L’islamophobie n’est pas qu’un mot

Article rédigé avec ma camarade Nolwenn Neveu 

Depuis les attentats du 13 novembre, les actes anti-musulmans, qui se produisaient déjà avec une fréquence inquiétante, se sont, comme on pouvait s’y attendre, encore multipliés en France. Par exemple, Latifa Ibn Ziaten, la mère d’un des soldats victimes de Mohammed Merah, a été huée et insultée lors d’une rencontre organisée par les députés socialistes à l’Assemblée nationale, parce qu’elle était coiffée d’un foulard. En Corse, des manifestants ont saccagé  une salle de prière musulmane avant de mettre le feu à des exemplaires du Coran. Après ces incidents, des quartiers populaires ont été investis aux cris de « On est chez nous! » et « Arabi fora (les Arabes dehors)! ». Les incidents de ce type se multiplient.

Ces événements s’inscrivent dans un contexte général d’islamophobie croissante et décomplexée au sein de la classe politique, intellectuelle et médiatique. Rappelons-nous à titre d’exemple que, dès 2012, Nicolas Sarkozy, alors Président de la République, évoquait des individus d’ « apparence musulmane », tandis que Manuel Valls déclarait que l’islam devait faire la démonstration de sa compatibilité avec les valeurs de la République. Les media ne valent guère mieux. Par exemple, lors de la traditionnelle interview du 14 juillet  sur France 2, Laurent Delahousse a demandé à François Hollande : « Il y  a en France 5 à 6 millions de musulmans, un tiers se déclare croyant, si un parti fondamentaliste et islamiste se créait France quelle serait votre réaction? ». De son côté Libération, journal qui se revendique de gauche, n’hésite pas à publier les tribunes islamophobes de  Luc Le Vaillant. La dernière en date, intitulée « La femme voilée du métro »[1], est un concentré de poncifs racistes et sexistes, digne des journaux d’extrême-droite de l’entre-deux guerres[2]. Parallèlement à cette banalisation des idées islamophobes, les « intellectuels » réactionnaires, dénonçant une fictive omerta du système médiatique, réalisent de grands succès de librairie, profitant de l’appétit du grand public pour partie conquis à ces idées.
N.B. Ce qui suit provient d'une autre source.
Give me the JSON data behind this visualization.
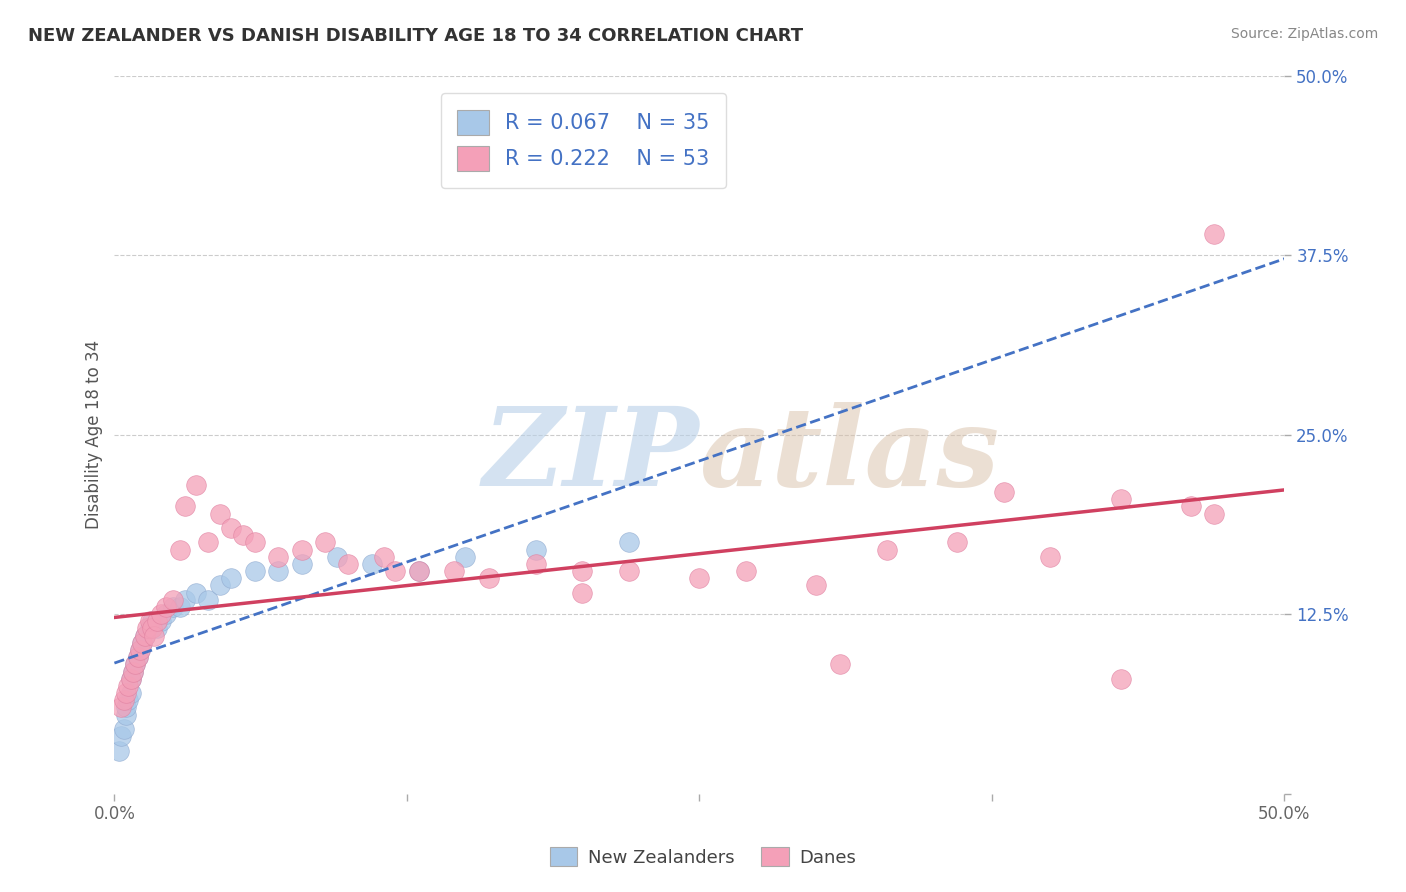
{
  "title": "NEW ZEALANDER VS DANISH DISABILITY AGE 18 TO 34 CORRELATION CHART",
  "source": "Source: ZipAtlas.com",
  "ylabel": "Disability Age 18 to 34",
  "xlim": [
    0.0,
    0.5
  ],
  "ylim": [
    0.0,
    0.5
  ],
  "nz_R": 0.067,
  "nz_N": 35,
  "dane_R": 0.222,
  "dane_N": 53,
  "nz_color": "#a8c8e8",
  "dane_color": "#f4a0b8",
  "nz_line_color": "#4472c4",
  "dane_line_color": "#d04060",
  "legend_text_color": "#4472c4",
  "background_color": "#ffffff",
  "nz_x": [
    0.002,
    0.003,
    0.004,
    0.005,
    0.005,
    0.006,
    0.007,
    0.007,
    0.008,
    0.009,
    0.01,
    0.011,
    0.012,
    0.013,
    0.015,
    0.016,
    0.018,
    0.02,
    0.022,
    0.025,
    0.028,
    0.03,
    0.035,
    0.04,
    0.045,
    0.05,
    0.06,
    0.07,
    0.08,
    0.095,
    0.11,
    0.13,
    0.15,
    0.18,
    0.22
  ],
  "nz_y": [
    0.03,
    0.04,
    0.045,
    0.055,
    0.06,
    0.065,
    0.07,
    0.08,
    0.085,
    0.09,
    0.095,
    0.1,
    0.105,
    0.11,
    0.115,
    0.12,
    0.115,
    0.12,
    0.125,
    0.13,
    0.13,
    0.135,
    0.14,
    0.135,
    0.145,
    0.15,
    0.155,
    0.155,
    0.16,
    0.165,
    0.16,
    0.155,
    0.165,
    0.17,
    0.175
  ],
  "dane_x": [
    0.003,
    0.004,
    0.005,
    0.006,
    0.007,
    0.008,
    0.009,
    0.01,
    0.011,
    0.012,
    0.013,
    0.014,
    0.015,
    0.016,
    0.017,
    0.018,
    0.02,
    0.022,
    0.025,
    0.028,
    0.03,
    0.035,
    0.04,
    0.045,
    0.05,
    0.055,
    0.06,
    0.07,
    0.08,
    0.09,
    0.1,
    0.115,
    0.13,
    0.145,
    0.16,
    0.18,
    0.2,
    0.22,
    0.25,
    0.27,
    0.3,
    0.33,
    0.36,
    0.4,
    0.43,
    0.46,
    0.47,
    0.31,
    0.38,
    0.43,
    0.12,
    0.2,
    0.47
  ],
  "dane_y": [
    0.06,
    0.065,
    0.07,
    0.075,
    0.08,
    0.085,
    0.09,
    0.095,
    0.1,
    0.105,
    0.11,
    0.115,
    0.12,
    0.115,
    0.11,
    0.12,
    0.125,
    0.13,
    0.135,
    0.17,
    0.2,
    0.215,
    0.175,
    0.195,
    0.185,
    0.18,
    0.175,
    0.165,
    0.17,
    0.175,
    0.16,
    0.165,
    0.155,
    0.155,
    0.15,
    0.16,
    0.155,
    0.155,
    0.15,
    0.155,
    0.145,
    0.17,
    0.175,
    0.165,
    0.205,
    0.2,
    0.195,
    0.09,
    0.21,
    0.08,
    0.155,
    0.14,
    0.39
  ]
}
Des discriminations spécifiques contre les musulmans

Malgré ce contexte, un débat persiste au sein des forces de gauche sur l’utilisation du terme « islamophobie », certains préférant le terme de « racisme anti-musulmans ». Ceux-là considèrent en effet notamment que le terme d’islamophobie n’est pas approprié, car il empêche la critique de la religion musulmane. A notre sens, on peut tout à fait condamner des aspects de la religion musulmane sans être islamophobe, et de toute manière l’urgence n’est pas à la critique de celle-ci, mais à la dénonciation et à la lutte contre toutes les discriminations religieuses. De fait, il existe aujourd’hui des discriminations visant spécifiquement les musulmans (réels ou supposés), pour leur croyance et leurs pratiques (réelles ou supposées). Celles-ci viennent s’ajouter au racisme qui frappe la population d’origine maghrébine. Une étude de l’Institut Montaigne, réalisée par l’économiste Marie-Anne Valfort[3], met précisément en lumière les discriminations à l’embauche reposant sur les stéréotypes associés à la religion musulmane. Elles viennent, comme le montre l’auteure de l’étude, redoubler des discriminations raciales déjà bien réelles.
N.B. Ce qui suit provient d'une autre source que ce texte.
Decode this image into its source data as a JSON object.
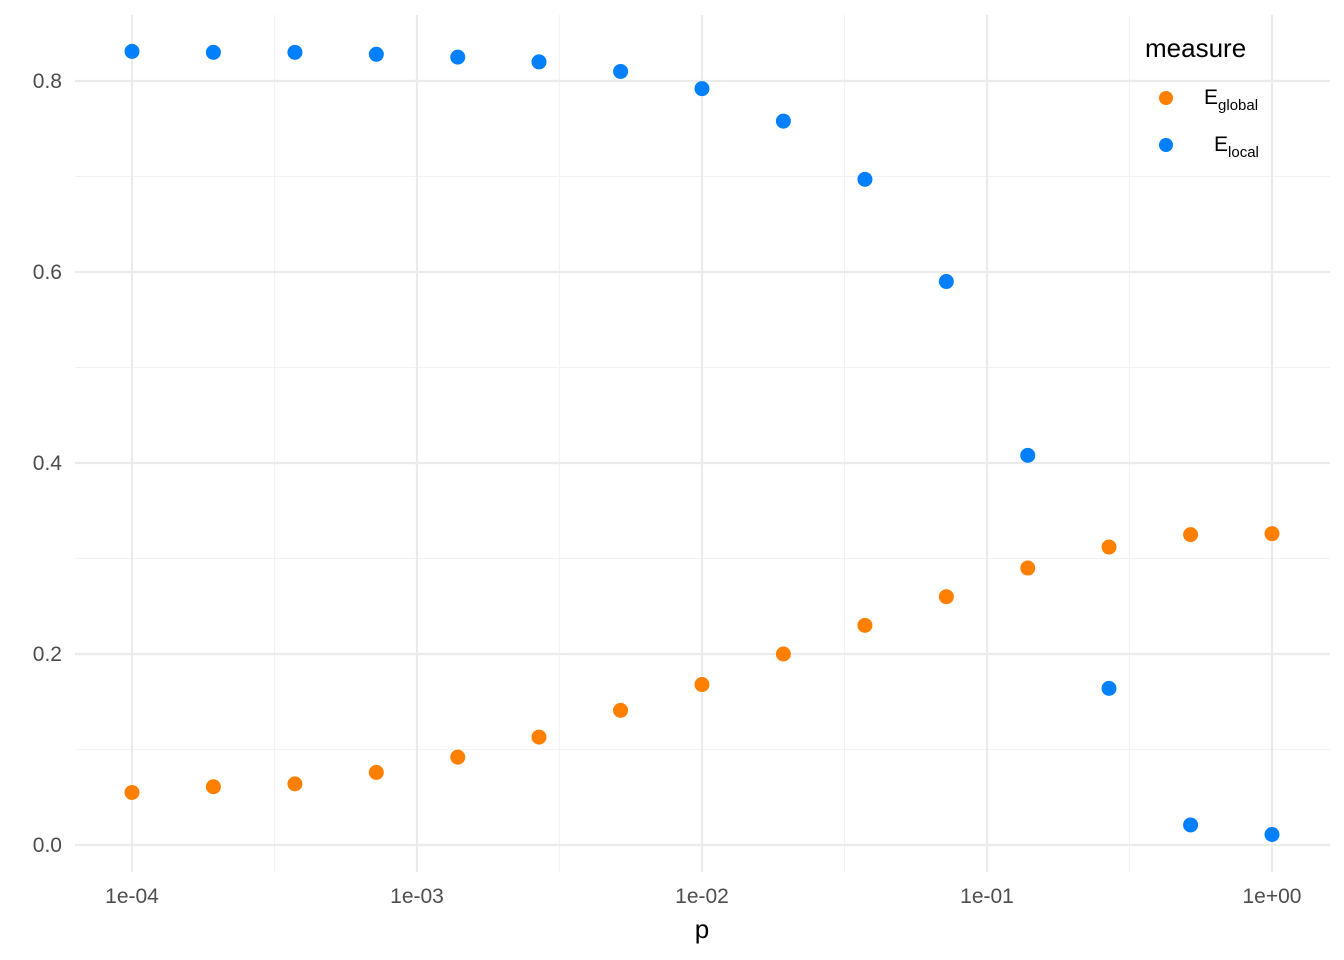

Cette étude confirme l’existence de préjugés et de discriminations anti-musulmans en France. La situation est encore plus grave puisque c’est à une montée de la haine à l’égard des musulmans que l’on assiste. Celle-ci est renforcée par le fréquent amalgame entre étranger, maghrébin, arabe, musulman, intégriste et djihadiste. Pourtant, l’immense majorité des musulmans présents sur le territoire sont Français et n’ont rien à voir avec l’intégrisme ; il existe des musulmans non maghrébins, des étrangers non musulmans etc. Par ailleurs, comme le souligne le sociologue Raphaël Liogier, le jihadisme n’a que peu de choses à voir avec l’islam, le recrutement des jihadistes se faisant, en général « directement dans la case jihad, sans passer par la case islam  car ils ont préalablement ce désir de violence. 20 % d’entre eux ne sont même pas nés dans un milieu théoriquement musulman. Dans les 80 % restants, ce sont des musulmans théoriques, par l’origine, qui sont touchés, mais en général dans un milieu très peu pratiquants » [4]. Pour le politiste Olivier Roy, « il ne s’agit pas de la radicalisation de l’islam, mais de l’islamisation de la radicalité »[5].
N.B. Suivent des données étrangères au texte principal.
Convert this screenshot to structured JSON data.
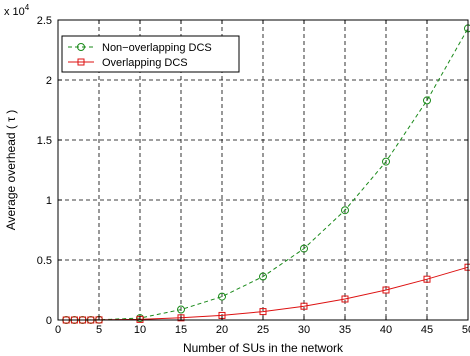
{
  "chart_data": {
    "type": "line",
    "xlabel": "Number of SUs in the network",
    "ylabel": "Average overhead ( τ )",
    "y_multiplier_label": "x 10",
    "y_multiplier_exponent": "4",
    "xlim": [
      0,
      50
    ],
    "ylim": [
      0,
      2.5
    ],
    "x_ticks": [
      0,
      5,
      10,
      15,
      20,
      25,
      30,
      35,
      40,
      45,
      50
    ],
    "x_tick_labels": [
      "0",
      "5",
      "10",
      "15",
      "20",
      "25",
      "30",
      "35",
      "40",
      "45",
      "50"
    ],
    "y_ticks": [
      0,
      0.5,
      1,
      1.5,
      2,
      2.5
    ],
    "y_tick_labels": [
      "0",
      "0.5",
      "1",
      "1.5",
      "2",
      "2.5"
    ],
    "grid": true,
    "legend_position": "top-left",
    "series": [
      {
        "name": "Non−overlapping DCS",
        "color": "#1a8a1a",
        "line_style": "dashed",
        "marker": "circle",
        "x": [
          1,
          2,
          3,
          4,
          5,
          10,
          15,
          20,
          25,
          30,
          35,
          40,
          45,
          50
        ],
        "y": [
          0,
          0,
          0,
          0.0005,
          0.002,
          0.016,
          0.087,
          0.195,
          0.362,
          0.595,
          0.915,
          1.32,
          1.83,
          2.43
        ]
      },
      {
        "name": "Overlapping DCS",
        "color": "#dd1111",
        "line_style": "solid",
        "marker": "square",
        "x": [
          1,
          2,
          3,
          4,
          5,
          10,
          15,
          20,
          25,
          30,
          35,
          40,
          45,
          50
        ],
        "y": [
          0,
          0,
          0,
          0,
          0.001,
          0.005,
          0.018,
          0.038,
          0.07,
          0.115,
          0.175,
          0.25,
          0.34,
          0.44
        ]
      }
    ]
  }
}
Ces amalgames systématiques entre musulmans et intégristes participent de la construction d’une représentation des musulmans comme  des fanatiques incapables ou indésireux de s’intégrer. Les journalistes en sont d’ailleurs l’inépuisable relais, par exemple lorsqu’ils enjoignent les musulmans à se désolidariser des actes terroristes, comme s’ils en étaient a priori solidaires. Les musulmans incarnent donc aujourd’hui la « mauvaise altérité ». C’est ce que montre la sociologue Sara R. Farris lorsqu’elle compare l’islamophobie contemporaine aux premières étapes de la haine envers les juifs à partir du 19ème siècle, haine fondée sur des bases culturelles et religieuses. Comme eux, les musulmans sont présentés aujourd’hui comme « une nation étrangère au sein même d’une nation »[6].

Critiquer la religion et non les croyants

Dès lors, le terme d’islamophobie nous parait approprié pour désigner la forme de racisme particulière qui frappe la population musulmane ou supposée telle. Certes ce terme est imparfait mais il ne l’est pas davantage que les termes d’antisémitisme, d’homophobie etc. Comme eux, il a le mérite de mettre un mot sur des faits. Le rôle de la gauche aujourd’hui est de prendre à bras le corps cette question plutôt que de se perdre dans des querelles sémantiques. Cela n’est pas contradictoire, bien au contraire, avec la volonté d’émancipation qu’elle doit continuer à porter. Ce n’est pas en s’attaquant aux croyants ou en niant les fondements religieux des attaques qu’ils subissent qu’elle pourra lutter contre leur aliénation. Stigmatiser les croyants ou ignorer la spécificité de la stigmatisation dont ils sont victimes, particulièrement dans la période actuelle, c’est se priver des moyens de construire avec eux les luttes sociales. Etre critique à l’égard des  religions ça n’est pas s’opposer ou dénigrer les croyants. La laïcité doit permettre la liberté de conscience et de culte, comme le prévoit la loi de 1905. Sa défense ne doit pas conduire à renforcer les discriminations ou à donner l’impression que l’application des principes républicains est tournée contre les croyants, voire particulièrement contre les musulmans. C’est en respectant les musulmans et leurs croyances, au même titre que les autres croyants, et en s’opposant à l’acharnement social, médiatique et politique qu’ils subissent, que nous favoriserons l’émancipation de la population française dans son ensemble.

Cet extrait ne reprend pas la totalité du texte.